In the Flynn case, the selectively leaked impetus to chuck it was a handwritten note from the FBI’s then-counterintelligence director asking: “What’s our goal? Truth/Admission or to get him to lie, so we can prosecute him or get him fired?” Flynn says he only pleaded guilty because special counsel Robert Mueller’s team vowed to prosecute Flynn’s son if he didn’t. It’s not a good look for federal law enforcement, which, given its conduct in investigating Trump and Hillary Clinton in recent years, doesn’t have many friends left. On Thursday, Trump called the agents who worked on the Russia case “human scum.”

It’s all a delightful trip back to the time before the virus, when everyone was fighting about the Deep State rather than death tolls, and a sign that Trump’s post-impeachment reckoning continues even amid a pandemic. He indicated Friday that FBI Director Christopher Wray could be dumped for being insufficiently critical of the Russia investigation. Look out for pardons for Trump henchmen Paul Manafort and Roger Stone when the time is right. An investigation by U.S. Attorney John Durham continues to loom, with possible prosecutions against FBI agents for their Russiagate conduct.

The Fox News home page on Friday morning was dominated by all the ins and outs of this story — such as the juicy nugget that Obama knew about the Flynn call at the time — and the “presidential payback” to come from Trump.
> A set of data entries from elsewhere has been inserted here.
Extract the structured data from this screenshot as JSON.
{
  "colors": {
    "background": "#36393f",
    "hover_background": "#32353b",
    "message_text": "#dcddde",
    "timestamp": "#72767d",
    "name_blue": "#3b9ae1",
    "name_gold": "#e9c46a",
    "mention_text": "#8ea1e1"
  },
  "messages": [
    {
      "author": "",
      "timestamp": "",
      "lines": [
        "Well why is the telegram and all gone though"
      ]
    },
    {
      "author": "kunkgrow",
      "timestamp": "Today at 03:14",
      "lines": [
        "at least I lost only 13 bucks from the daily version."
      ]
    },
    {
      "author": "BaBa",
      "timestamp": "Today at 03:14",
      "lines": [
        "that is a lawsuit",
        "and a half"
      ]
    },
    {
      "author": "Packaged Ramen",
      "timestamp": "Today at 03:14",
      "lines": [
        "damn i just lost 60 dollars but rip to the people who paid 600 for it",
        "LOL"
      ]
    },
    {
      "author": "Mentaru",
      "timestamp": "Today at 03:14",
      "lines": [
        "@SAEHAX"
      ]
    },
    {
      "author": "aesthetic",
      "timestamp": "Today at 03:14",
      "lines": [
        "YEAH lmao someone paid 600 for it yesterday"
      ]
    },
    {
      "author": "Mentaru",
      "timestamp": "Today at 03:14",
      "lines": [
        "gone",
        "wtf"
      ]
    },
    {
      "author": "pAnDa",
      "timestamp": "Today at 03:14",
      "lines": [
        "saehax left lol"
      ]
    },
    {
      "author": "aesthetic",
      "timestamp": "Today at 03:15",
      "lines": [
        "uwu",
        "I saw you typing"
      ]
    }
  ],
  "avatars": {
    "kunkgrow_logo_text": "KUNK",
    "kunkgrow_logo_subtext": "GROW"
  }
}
You had to scroll down to find the grim new unemployment numbers: 14.7 percent, 20 million Americans out of work, numbers that will continue to grow. “It’s fully expected,” Trump said of figures that are the worst since the Great Depression, vowing a quick bounce-back once America reopens for business.

Goaded along by Trump, more than half the states are loosening lockdown restrictions — even though most do not meet the White House’s own reopening criteria of a “downward trajectory” in the number of COVID-19 cases. Not to mention that we remain hopelessly far from the mass testing needed to have a real handle on the problem, and to track cases going forward. And the news of White House staff getting infected shows that no one is truly safe.

As evidenced from his mask-less trip to Arizona last week, and hints that the coronavirus task force will wind down, Trump is as eager to move on from this hellscape as the rest of us. He’ll at least do his best to revive the controversies of his first three years, the perilous questions of government power and overseas entanglements that seem so quaint now.